Lawyers for UAlberta Pro-Life argued its case at the Alberta Court of Appeal on Nov. 28. The justices have reserved their decision.
Lawyer Jay Cameron told court the security fee is unjustified and unfairly targets UAlberta Pro-Life however “uncomfortable, disagreeable and unpopular” its views may be to others.
The case stems from an approved UAlberta Pro-Life event held in 2015 which encountered a protest from some University of Alberta students. The protesters attempted to obstruct the event by covering graphic images of aborted fetuses in the pro-life display.
UAlberta Pro-life filed a complaint with the U of A but, after an investigation, the university did not proceed with the complaint. A year later, UAlberta Pro Life asked permission to stage a similar event. The university agreed but attached a $17,500 fee to cover campus security costs.
Unable to afford the fee, the event was cancelled, said Amberlee Nicol, former president of UAlberta Pro-life, who has since graduated.
Nicol, a member of the pro-life National Campus Life Network, said the fee has had a chilling effect, which is why the group has taken its case to the province’s top court.
“My hope is that things go well and our group, as well as other groups that may be afraid to speak out, will be able to express their views peacefully and openly without being worried that someone else’s offence or someone else’s rule-breaking will take away their right to express themselves freely,” Nicol said outside court.
The Justice Centre for Constitutional Freedoms has taken up the legal fight on behalf of UAlberta Pro-Life.
“What did the appellants do wrong?” Cameron asked the court. “They obtained permission. They maintained reasonable composure despite the fact they were in front of protesters. You don’t have to agree with my client but they have a legitimate right to recognition by the university.”
Matthew Woodley, representing the University of Alberta, noted that the university has never denied UAlberta Pro-Life permission to hold events. The U of A even released a statement at the time supporting the group’s right to free expression, he said.
Woodley said the university followed procedure when it consulted with campus security and determined the need for extra security, resulting in costs that must be borne by student groups hosting an extra-curricular event, not the university.

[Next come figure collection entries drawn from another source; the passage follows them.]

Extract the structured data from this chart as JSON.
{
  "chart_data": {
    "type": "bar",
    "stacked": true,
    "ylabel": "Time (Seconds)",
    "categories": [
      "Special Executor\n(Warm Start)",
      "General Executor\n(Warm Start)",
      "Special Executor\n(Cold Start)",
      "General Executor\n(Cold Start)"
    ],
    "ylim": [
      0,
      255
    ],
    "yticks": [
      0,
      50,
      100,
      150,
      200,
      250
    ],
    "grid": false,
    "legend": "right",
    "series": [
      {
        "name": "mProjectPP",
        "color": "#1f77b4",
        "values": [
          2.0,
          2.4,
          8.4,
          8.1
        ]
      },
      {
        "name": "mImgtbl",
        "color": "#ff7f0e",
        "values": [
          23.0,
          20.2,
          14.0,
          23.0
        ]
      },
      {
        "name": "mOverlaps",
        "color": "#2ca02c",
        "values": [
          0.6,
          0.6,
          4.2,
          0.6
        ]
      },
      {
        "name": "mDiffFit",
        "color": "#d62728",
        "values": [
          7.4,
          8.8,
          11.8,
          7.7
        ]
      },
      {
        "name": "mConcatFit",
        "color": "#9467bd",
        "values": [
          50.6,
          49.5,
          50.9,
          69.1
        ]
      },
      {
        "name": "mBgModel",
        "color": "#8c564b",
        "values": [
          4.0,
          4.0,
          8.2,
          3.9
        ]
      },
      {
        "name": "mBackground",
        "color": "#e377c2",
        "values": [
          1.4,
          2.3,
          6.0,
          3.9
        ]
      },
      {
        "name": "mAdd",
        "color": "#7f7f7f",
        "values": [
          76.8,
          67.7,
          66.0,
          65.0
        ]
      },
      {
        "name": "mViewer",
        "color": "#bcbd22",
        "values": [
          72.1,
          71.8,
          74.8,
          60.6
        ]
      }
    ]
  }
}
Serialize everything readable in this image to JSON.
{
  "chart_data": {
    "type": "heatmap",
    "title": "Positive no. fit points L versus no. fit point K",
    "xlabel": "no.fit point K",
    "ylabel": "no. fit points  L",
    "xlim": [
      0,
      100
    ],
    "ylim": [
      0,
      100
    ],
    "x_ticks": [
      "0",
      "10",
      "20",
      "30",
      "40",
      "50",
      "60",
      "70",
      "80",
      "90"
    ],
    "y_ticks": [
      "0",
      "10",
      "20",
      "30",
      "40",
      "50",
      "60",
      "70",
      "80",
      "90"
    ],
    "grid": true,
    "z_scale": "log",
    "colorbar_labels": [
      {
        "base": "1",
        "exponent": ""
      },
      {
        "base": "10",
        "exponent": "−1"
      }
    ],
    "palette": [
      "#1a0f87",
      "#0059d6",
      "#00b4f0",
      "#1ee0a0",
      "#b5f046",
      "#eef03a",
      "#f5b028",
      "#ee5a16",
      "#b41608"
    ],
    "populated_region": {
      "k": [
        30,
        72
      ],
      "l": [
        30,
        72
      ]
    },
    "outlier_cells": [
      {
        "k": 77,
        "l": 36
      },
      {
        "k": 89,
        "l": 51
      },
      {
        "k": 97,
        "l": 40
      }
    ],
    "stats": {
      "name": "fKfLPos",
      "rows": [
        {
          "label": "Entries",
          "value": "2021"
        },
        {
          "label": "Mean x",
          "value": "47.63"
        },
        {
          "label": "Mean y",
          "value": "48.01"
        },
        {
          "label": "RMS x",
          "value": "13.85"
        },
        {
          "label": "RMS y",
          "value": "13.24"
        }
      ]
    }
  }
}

“The dean of students balanced the expression of views with the financial and security needs of the university,” Woodley said, noting that UAlberta Pro-Life wanted to have a large-scale, two-day event on campus. “The ideal comes with the requirement to pay the actual cost of it.”
Cameron said the U of A acted in bad faith when it failed to pursue a complaint by UAlberta Pro-Life against the counter-protesters, and instead imposed the security fee. He said that although the views of UAlberta Pro-Life may be unpopular, they still deserve unfettered recognition on campus and there is “no more appropriate place” to have the free flow of ideas and viewpoints.
“It’s essential that we maintain that atmosphere,” Cameron said.
The B.C. Civil Liberties Association, which was granted intervenor status in the case, says charging a security fee of any amount is an infringement of the right to free expression.
“We don’t think the University of Alberta is trying to suppress a pro-life message,” said Nate Whitling, the Edmonton lawyer representing the B.C. Civil Liberties Association. However, “the security costs prohibit the event from occurring. It’s the imposition of any fee that we object to.”
Whitling noted that the B.C. Civil Liberties Association is a pro-choice group.
Nevertheless, in this case, Whitling said the U of A — acting as a government entity in this situation by providing post-secondary education — should apply any type of security fee fairly.
“If you pick and choose, then you’re suppressing ideas which are controversial. The effect is to trample out controversial ideas and dissent,” Whitling told court. “Government entities have the right to raise revenue as long as they do it in a content-neutral manner.”